Der Journalismus hat Vertrauen verloren

von Klaus Koch

Klaus Koch

Die Journalisten sind verunsichert. Die Vertreter der sogenannten vierten Gewalt wissen nicht, wo es in Zukunft hingeht mit ihnen und ihrer Zunft. Die Wege, wie Bürger an ihre Informationen kommen, haben sich grundlegend geändert und ändern sich weiter. Der Absatz gedruckter Zeitungen ist rückläufig. Vor allem junge Menschen schauen kaum noch öffentlich-rechtliches Fernsehen. Und wenn, dann eher nicht Tagesschau und Tagesthemen.

Das Internet ist dabei, den seriösen Medien den Rang abzulaufen. Doch den Überblick in diesem unentwirrbaren Knäuel aus Nachricht, Meinung, Gerücht, bewusster und unbewusster Falschmeldung kann keiner behalten. Und einen Königsweg, wie seriöser Journalismus wirtschaftlich tragfähig ins Netz eingewebt werden kann, hat noch keiner gefunden.

Verschärft wurde die Krise des Journalismus durch die Flüchtlingskrise in den Jahren 2015 und 2016. Eine Studie der Hamburger Media School und der Universität Leipzig ist nach der Analyse tausender Artikel überregionaler und regionaler Zeitungen zu dem Ergebnis gekommen, der Journalismus sei seiner Aufgabe in dieser Flüchtlingskrise nicht gerecht geworden. Die von der gewerkschaftsnahen Otto Brenner Stiftung geförderte Untersuchung besagt, die Medien hätten vor allem die von der Politik gewünschte Sicht der Dinge transportiert. Es sei viel von Willkommenskultur und „Wir-schaffen-das“-Mentalität geschrieben worden; vor allem die Bedeutung der Flüchtlinge für die wirtschaftliche Zukunft habe im Mittelpunkt gestanden. Kritiker der Flüchtlingspolitik seien kaum zu Wort gekommen oder in die rechte Ecke gestellt worden.
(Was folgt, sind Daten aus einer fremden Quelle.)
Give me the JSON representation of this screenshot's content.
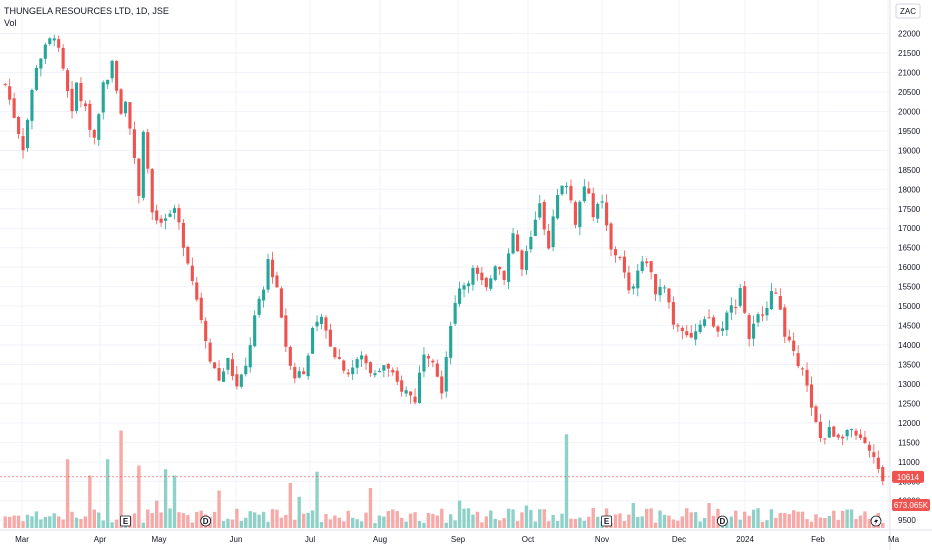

An diesem Befund ist etwas dran. Für viele Journalisten war es angenehmer darüber zu berichten, wie Flüchtlinge einem NPD-Politiker nach einem Unfall Erste Hilfe leisten, als darüber, wie sie im Supermarkt klauen oder Frauen belästigen. Genau diese, in den meisten Fällen gut gemeinte, Einseitigkeit hat zum Bruch zwischen den Medien und einem Teil des Publikums beigetragen. Viele Menschen haben in den Berichten ihre Lebenswirklichkeit nicht wiedererkannt.

Nun hat der Journalismus das alt­bekannte Problem, dass Vertrauen schneller verspielt als aufgebaut wird. In vielen Medienhäusern hat ein selbstkritischer Diskurs längst begonnen. Das Ergebnis dieser Überlegungen muss glaubwürdig vermittelt werden. Doch noch ist die Frage offen, wie Menschen erreicht werden, die weder Zeitung lesen noch die Informationssendungen im Fernsehen anschauen. Bisher galt der Grundsatz, eine Demokratie ohne freie Presse sei nicht überlebensfähig. Doch eine Demokratie überlebt es auch nicht, wenn die Menschen dieser freien Presse nicht mehr trauen, sondern sie als Teil eines entrückten Establishments betrachten, dem ihre Lebenswirklichkeit und ihre Interessen egal sind.